Das Schmerzgedächtnis löschen

Moderne Physiotherapie gegen chronische Schmerzen

Rund 10 Millionen Menschen leiden in Deutschland unter chronischen Schmerzen. Besonders häufig sind Kopf-, Rücken- und Gelenkschmerzen. Bei knapp zwei Millionen Betroffenen ist der Schmerz – unabhängig vom Auslöser – bereits zu einer eigenständigen Erkrankung geworden. Im Nervensystem hat sich ein sogenanntes Schmerzgedächtnis gebildet. Selbst eine leichte Berührung kann dann schmerzhaft sein, da Schmerzen auf Dauer das Schmerzempfinden steigern. „Mit der richtigen Therapie kann das Schmerzgedächtnis aber wieder gelöscht bzw. überschrieben werden“, erklärt Ute Repschläger, Vorsitzende im Bundesverband selbstständiger Physiotherapeuten – IFK e. V. Die Physiotherapie spielt neben Medikamenten eine wichtige Rolle in der Schmerzbehandlung und kann vielen Betroffenen einen Ausweg aus der Schmerzspirale bieten.


Schmerzen werden als chronisch bezeichnet, wenn Betroffene länger als sechs Monate dauernd oder wiederkehrend darunter leiden. Normalerweise ist Schmerz ein Warnsignal des Körpers: Schmerzrezeptoren reagieren auf bedrohliche Reize und leiten sie zum Gehirn, wo die Schmerzwahrnehmung und -verarbeitung stattfindet. Es werden schmerzlindernde Endorphine ausgeschüttet. Ständige Schmerzreize verändern jedoch die Nervenzellen und das System, so dass selbst schwache Reize wie Wärme, Dehnung oder Berührung starke Schmerzen auslösen können. Hat sich erst ein Schmerzgedächtnis gebildet, kann das Gehirn sogar selbst Schmerzsignale produzieren. Ute Repschläger: „In der Schmerztherapie geht es vor allem darum, die Spirale aus Schmerzerfahrung, Anspannung und Angst vor neuen Schmerzen zu durchbrechen.“ Betroffene erlernen Strategien, um Alltagssituationen eigenständig zu bewältigen.
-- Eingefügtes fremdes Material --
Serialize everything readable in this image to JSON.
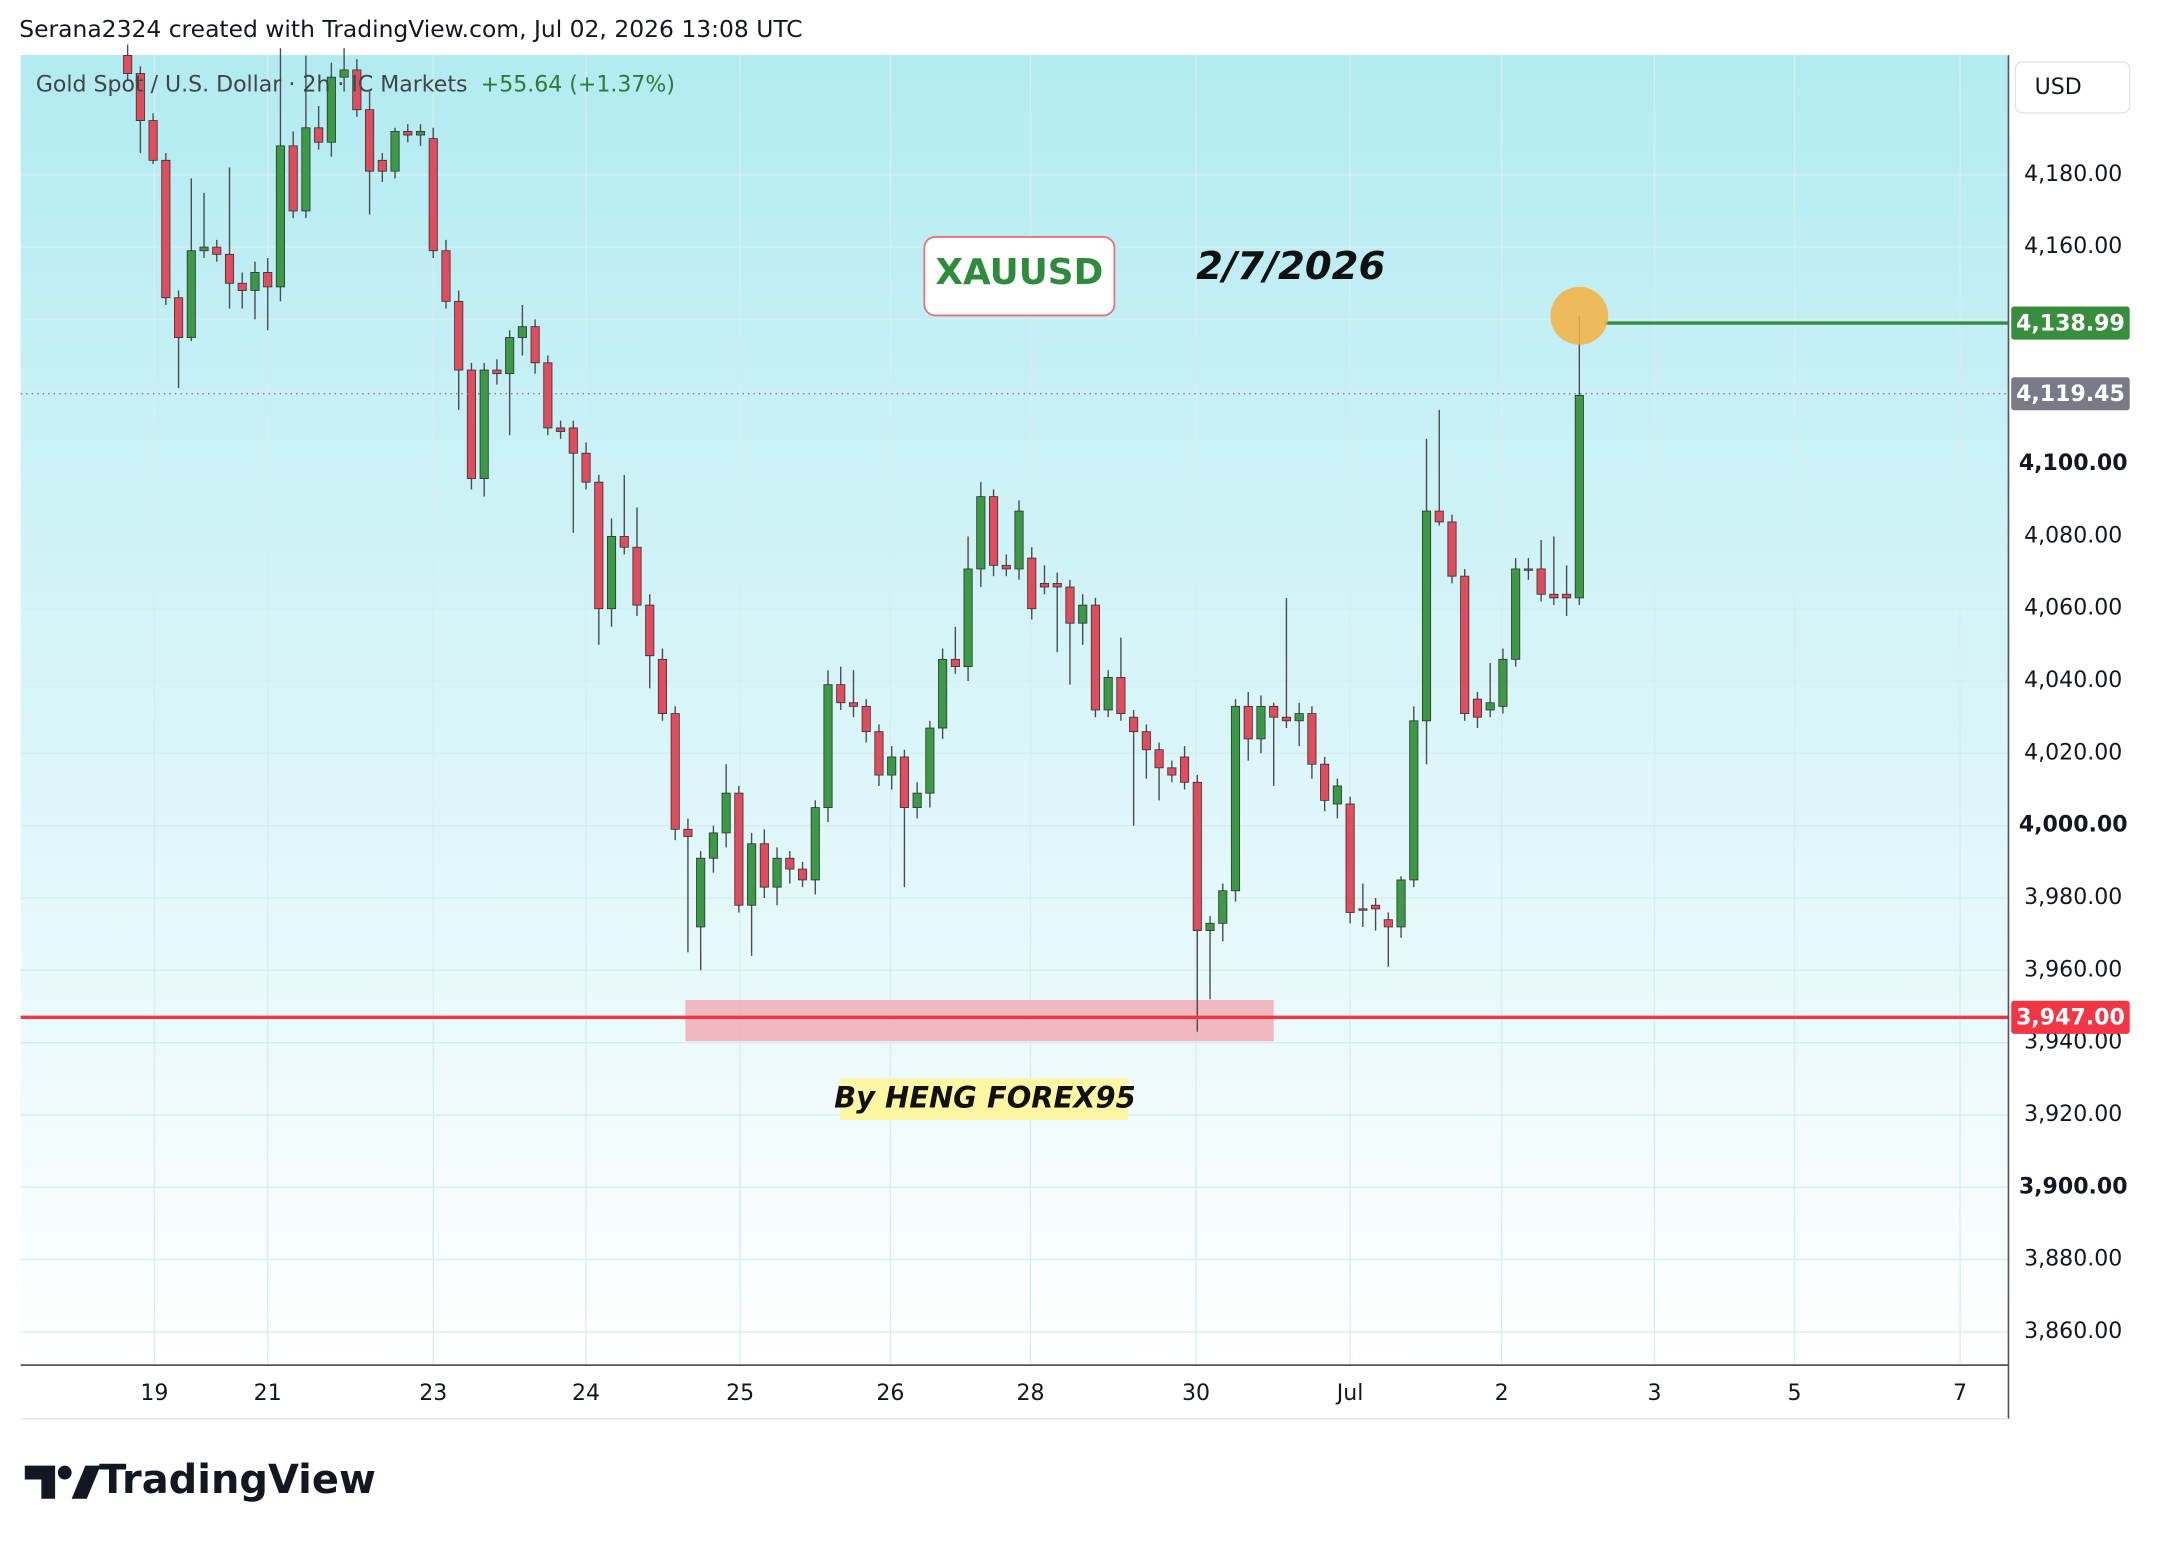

Chronische Schmerzpatienten leiden doppelt: Eine Studie der Universität Alberta (Kanada) hat ergeben, dass chronischer Schmerz nicht nur die körperliche Beweglichkeit beeinträchtigt, sondern auch die Gehirnleistung. Betroffene haben z. B. Aufmerksamkeits- und Gedächtnisstörungen. Eine Schmerztherapie kann daher die Lebensqualität enorm verbessern – auch wenn die Chronifizierung schon lange besteht. Besonders Physiotherapie bietet Betroffenen die Möglichkeit, Schmerzen aktiv zu beeinflussen. Durch Übungen, die den Schmerz vergessen lassen oder ausblenden, wird das Schmerzgedächtnis überschrieben. Zudem kann eine schmerzbedingte Medikamenteneinnahme drastisch reduziert werden.


Da Betroffene durch die oft langjährige Erkrankung das Vertrauen in ihre körperliche Leistungsfähigkeit verloren haben, beginnt eine Physiotherapie mit angenehmen Bewegungserfahrungen und Übungen zur Körperwahrnehmung. Das können z. B. sanfte Techniken aus der Atemtherapie oder Gleichgewichtsübungen sein. Um muskuläre Dysbalancen zu beseitigen, werden verkürzte Muskeln gedehnt und die schwache Muskulatur gekräftigt. Damit die Stabilität langfristig gewährleistet wird, ist es wichtig, entsprechende Alltagsbewegungen anzupassen. Der Physiotherapeut hebt vor allem positive Faktoren in den Vordergrund. So können Hobbys oder das, was der Patient gut kann, genutzt werden, um die Negativschleife zu durchbrechen. „Entscheidend ist ein ganzheitlicher Ansatz“, so Ute Repschläger, „die Beratung zum alltäglichen Umgang mit dem Schmerz, die Anleitung zum aktiven Bewegen und ein Entspannungsprogramm.“ Sinnvoll sind Entspannungsverfahren wie Yoga, progressive Muskelentspannung oder autogenes Training. Zudem können Massagen die Muskulatur und das Bindegewebe lockern, Wärme-Anwendungen die Durchblutung verstärken.


Neben der Körperwahrnehmung sollten Schmerzpatienten Bewegung, Kraft und Ausdauer trainieren: Bewegung erhält die Funktionsfähigkeit von Muskeln, Sehnen und Gelenken und fördert die Ausschüttung körpereigener Schmerzhemmstoffe. Mit steigender Ausdauerfähigkeit wird zudem die Schmerzreizschwelle angehoben, so dass Reize nicht mehr so intensiv wahrgenommen werden.